The configuration of the workspace specifies which content types should be added to the library and which filters and columns should be visible in the view.
If you make a change to a configuration, it is automatically propagated to all existing workspaces. You don’t need to hire a developer just to add a new content type to a set of sites.
Security
Instead of giving owners Full Control, we add a custom permission level called Manage. This gives the owners the same permissions as a member plus managing members in groups and discarding checked out documents. This way, owners can manage permissions securely, there is no risk of the site breaking or being erased incorrectly.

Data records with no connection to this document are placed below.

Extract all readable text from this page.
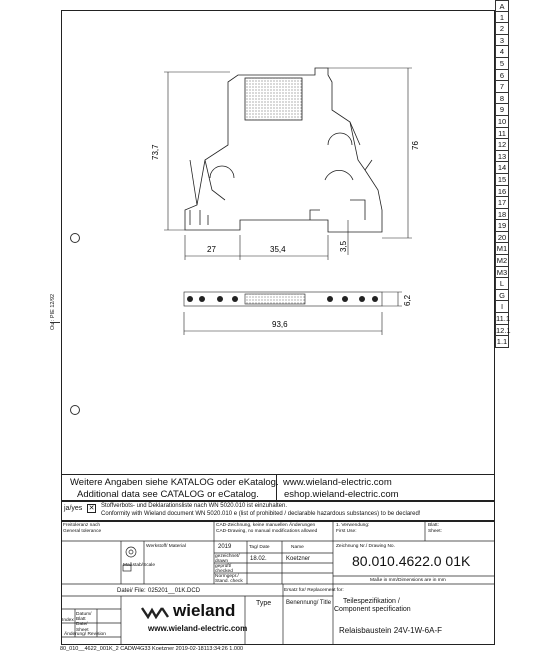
A
1
2
3
4
5
6
7
8
9
10
11
12
13
14
15
16
17
18
19
20
M1
M2
M3
L
G
I
11.1
12.1
1.1
Ou : PIE 12/92
73,7	76
27	35,4	3,5
6,2
93,6
Weitere Angaben siehe KATALOG oder eKatalog.
Additional data see CATALOG or eCatalog.
www.wieland-electric.com
eshop.wieland-electric.com
ja/yes ✕ Stoffverbots- und Deklarationsliste nach WN 5020.010 ist einzuhalten.
Conformity with Wieland document WN 5020.010 e (list of prohibited / declarable hazardous substances) to be declared!
Freitoleranz nach
General tolerance
CAD-Zeichnung, keine manuellen Änderungen
CAD-Drawing, no manual modifications allowed
1. Verwendung:
First Use:
Blatt:
Sheet:
Werkstoff/ Material
Maßstab/Scale
2019	Tag/ Date	Name
gezeichnet/ drawn	18.02.	Koetzner
geprüft/ checked
Normgepr./ Stand. check
Zeichnung Nr./ Drawing No.
80.010.4622.0 01K
Maße in mm/Dimensions are in mm
Datei/ File: 025201__01K.DCD	Ersatz für/ Replacement for:
Index
Datum/ Blatt Date/ Sheet
Änderung/ Revision
wieland
www.wieland-electric.com
Type Benennung/ Title Teilespezifikation /
Component specification
Relaisbaustein 24V-1W-6A-F
80_010__4622_001K_2 CADW4G33 Koetzner 2019-02-18113:34:26 1.000
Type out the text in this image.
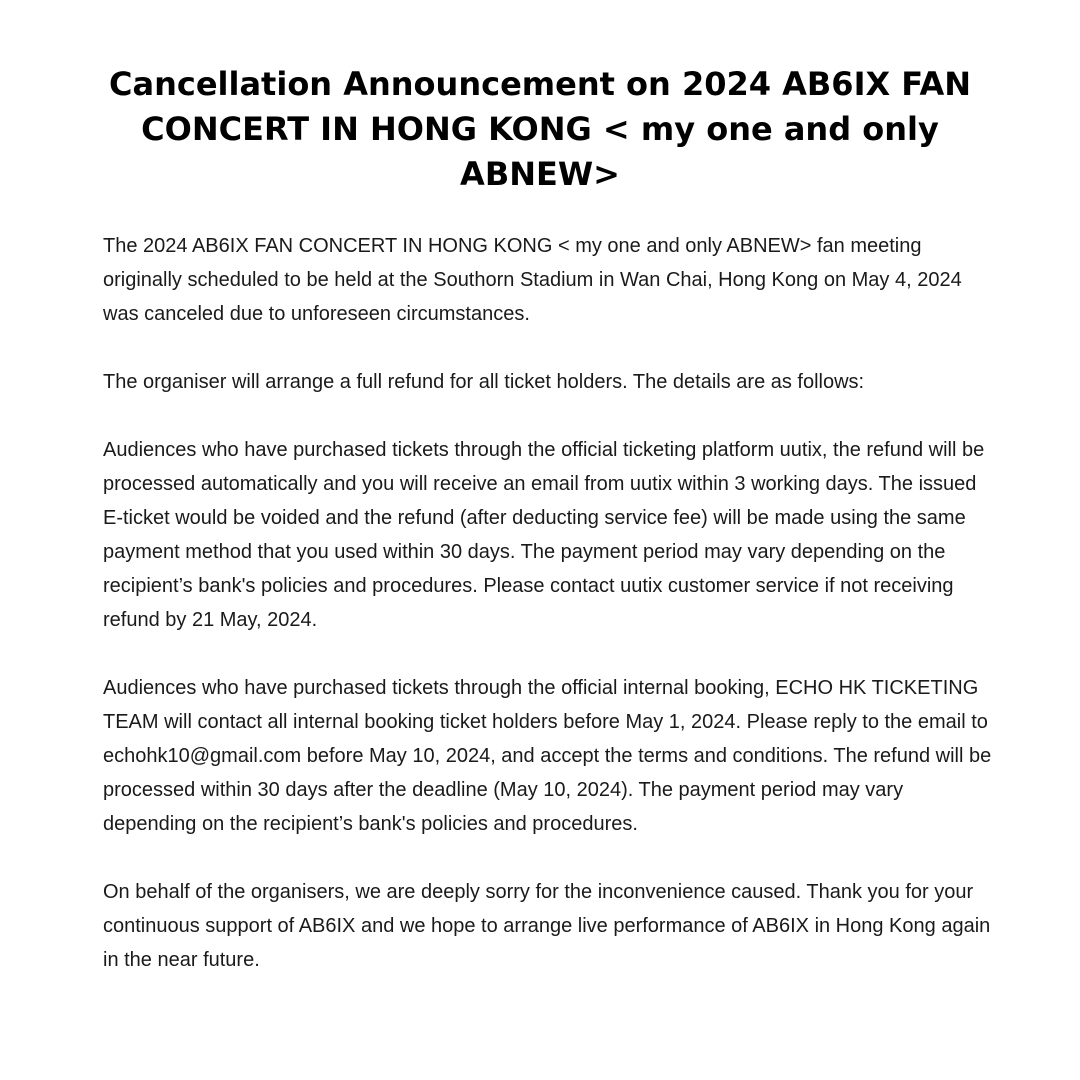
Cancellation Announcement on 2024 AB6IX FAN CONCERT IN HONG KONG < my one and only ABNEW>

The 2024 AB6IX FAN CONCERT IN HONG KONG < my one and only ABNEW> fan meeting originally scheduled to be held at the Southorn Stadium in Wan Chai, Hong Kong on May 4, 2024 was canceled due to unforeseen circumstances.

The organiser will arrange a full refund for all ticket holders. The details are as follows:

Audiences who have purchased tickets through the official ticketing platform uutix, the refund will be processed automatically and you will receive an email from uutix within 3 working days. The issued E-ticket would be voided and the refund (after deducting service fee) will be made using the same payment method that you used within 30 days. The payment period may vary depending on the recipient’s bank's policies and procedures. Please contact uutix customer service if not receiving refund by 21 May, 2024.

Audiences who have purchased tickets through the official internal booking, ECHO HK TICKETING TEAM will contact all internal booking ticket holders before May 1, 2024. Please reply to the email to echohk10@gmail.com before May 10, 2024, and accept the terms and conditions. The refund will be processed within 30 days after the deadline (May 10, 2024). The payment period may vary depending on the recipient’s bank's policies and procedures.

On behalf of the organisers, we are deeply sorry for the inconvenience caused. Thank you for your continuous support of AB6IX and we hope to arrange live performance of AB6IX in Hong Kong again in the near future.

In MetaShare, you specify a separate administrator user who is added as the site collection administrator on all sites that MetaShare creates. This account is for troubleshooting purposes only and should not be used for everyday use.
Information model that scales
A traditional file server uses a folder hierarchy and uses a dimension to find documents. Someone designs the folder hierarchy for the organization and thinks it is the most logical structure for the documents. It’s just that the structure is rarely logical to others.

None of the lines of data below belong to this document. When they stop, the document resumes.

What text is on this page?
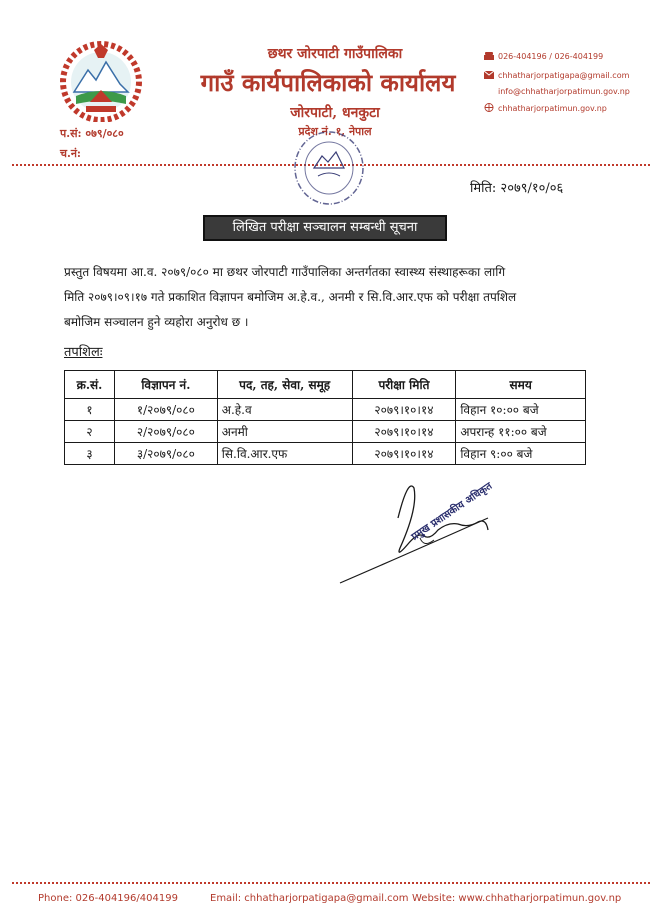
छथर जोरपाटी गाउँपालिका
गाउँ कार्यपालिकाको कार्यालय
जोरपाटी, धनकुटा
प्रदेश नं. १, नेपाल
प.सं: ०७९/०८०
च.नं:
026-404196 / 026-404199
chhatharjorpatigapa@gmail.com
info@chhatharjorpatimun.gov.np
chhatharjorpatimun.gov.np
मिति: २०७९/१०/०६
लिखित परीक्षा सञ्चालन सम्बन्धी सूचना
प्रस्तुत विषयमा आ.व. २०७९/०८० मा छथर जोरपाटी गाउँपालिका अन्तर्गतका स्वास्थ्य संस्थाहरूका लागि
मिति २०७९।०९।१७ गते प्रकाशित विज्ञापन बमोजिम अ.हे.व., अनमी र सि.वि.आर.एफ को परीक्षा तपशिल
बमोजिम सञ्चालन हुने व्यहोरा अनुरोध छ ।
तपशिलः
क्र.सं.	विज्ञापन नं.	पद, तह, सेवा, समूह	परीक्षा मिति	समय
१	१/२०७९/०८०	अ.हे.व	२०७९।१०।१४	विहान १०:०० बजे
२	२/२०७९/०८०	अनमी	२०७९।१०।१४	अपरान्ह ११:०० बजे
३	३/२०७९/०८०	सि.वि.आर.एफ	२०७९।१०।१४	विहान ९:०० बजे
प्रमुख प्रशासकीय अधिकृत
Phone: 026-404196/404199	Email: chhatharjorpatigapa@gmail.com Website: www.chhatharjorpatimun.gov.np
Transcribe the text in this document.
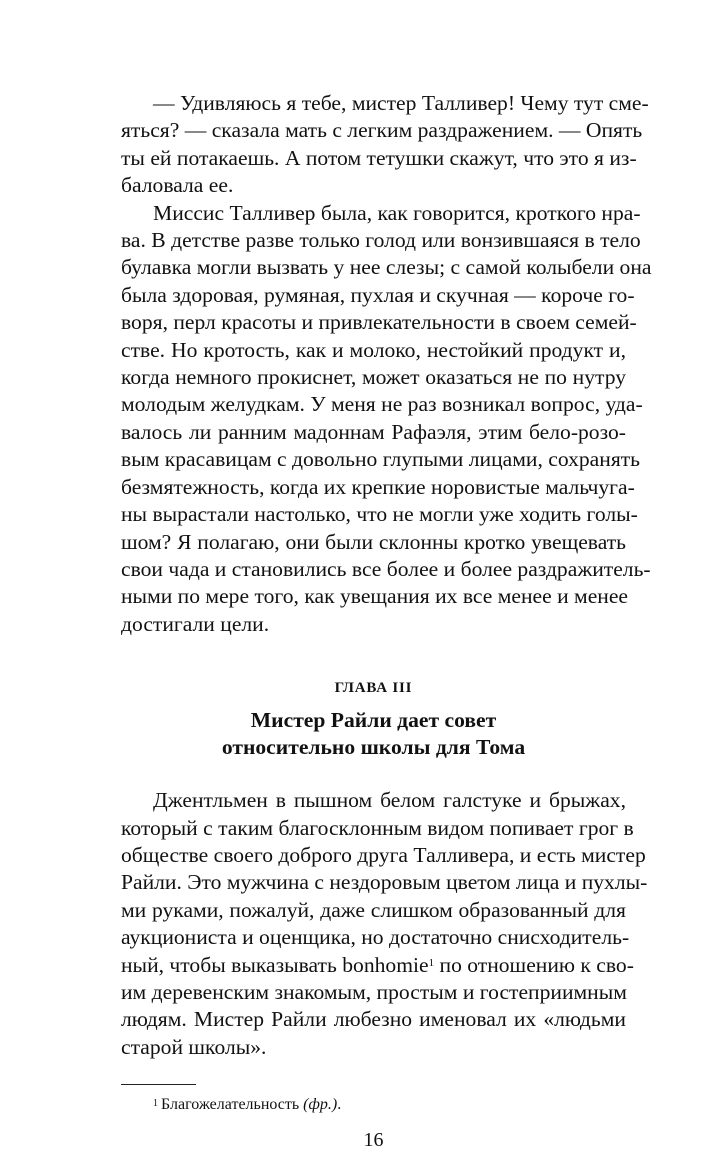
— Удивляюсь я тебе, мистер Талливер! Чему тут сме-
яться? — сказала мать с легким раздражением. — Опять
ты ей потакаешь. А потом тетушки скажут, что это я из-
баловала ее.
Миссис Талливер была, как говорится, кроткого нра-
ва. В детстве разве только голод или вонзившаяся в тело
булавка могли вызвать у нее слезы; с самой колыбели она
была здоровая, румяная, пухлая и скучная — короче го-
воря, перл красоты и привлекательности в своем семей-
стве. Но кротость, как и молоко, нестойкий продукт и,
когда немного прокиснет, может оказаться не по нутру
молодым желудкам. У меня не раз возникал вопрос, уда-
валось ли ранним мадоннам Рафаэля, этим бело-розо-
вым красавицам с довольно глупыми лицами, сохранять
безмятежность, когда их крепкие норовистые мальчуга-
ны вырастали настолько, что не могли уже ходить голы-
шом? Я полагаю, они были склонны кротко увещевать
свои чада и становились все более и более раздражитель-
ными по мере того, как увещания их все менее и менее
достигали цели.
ГЛАВА III
Мистер Райли дает совет
относительно школы для Тома
Джентльмен в пышном белом галстуке и брыжах,
который с таким благосклонным видом попивает грог в
обществе своего доброго друга Талливера, и есть мистер
Райли. Это мужчина с нездоровым цветом лица и пухлы-
ми руками, пожалуй, даже слишком образованный для
аукциониста и оценщика, но достаточно снисходитель-
ный, чтобы выказывать bonhomie$^1$ по отношению к сво-
им деревенским знакомым, простым и гостеприимным
людям. Мистер Райли любезно именовал их «людьми
старой школы».
$^1$ Благожелательность (фр.).
16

A multidimensional structure allows you to store, search and filter documents, not just in one dimension – but in multiple dimensions. Dimensions that are important to your organisation.
MetaShare encourages you to build your information model multidimensionally according to best practice. This means that content types are created and published from the Content Type Hub, the taxonomy is built in the term repositories and managed metadata columns are used to tag documents. This way, your information model is robust and can be changed without much effort.
You can also use the same taxonomy to tag workspaces. This way, your users can filter their way to the workspace they need to work in. If you have a large set of documents with the same metadata, consider adding them to a workspace that is then tagged with these common values.
Templates
In MetaShare, document templates are associated with terms rather than content types. This removes the restriction of one template per content type. A term can have many templates and a template can be associated with many terms. You can also have general templates that are not linked to any term.
These associations are then displayed as suggestions when you create documents in MetaShare. For example, if the document is tagged with the term letter, users will be suggested one or more letter templates.
We have no restrictions on which templates can be used with the terms. There is no obstacle for users to use other templates than the proposed ones in case the administrator missed to make an association.
Since it is easy to create a document from a template, users are encouraged to create new documents that are stored in SharePoint from scratch. So users don’t forget to upload files to the document management system.
Consistent user experience
In MetaShare, you create and find collaboration spaces and documents in the same way. This means that you will spend less time training your users.
You always search within the context of what you see on the screen, e.g. within a workspace or all documents.
Automatic tagging is a feature of MetaShare that makes uploading documents much more natural. You can start by selecting one or more filters and then they will be pre-filled in the metadata form for creating or uploading documents. This workflow is similar to how you work on a file server, where you first browse and then save.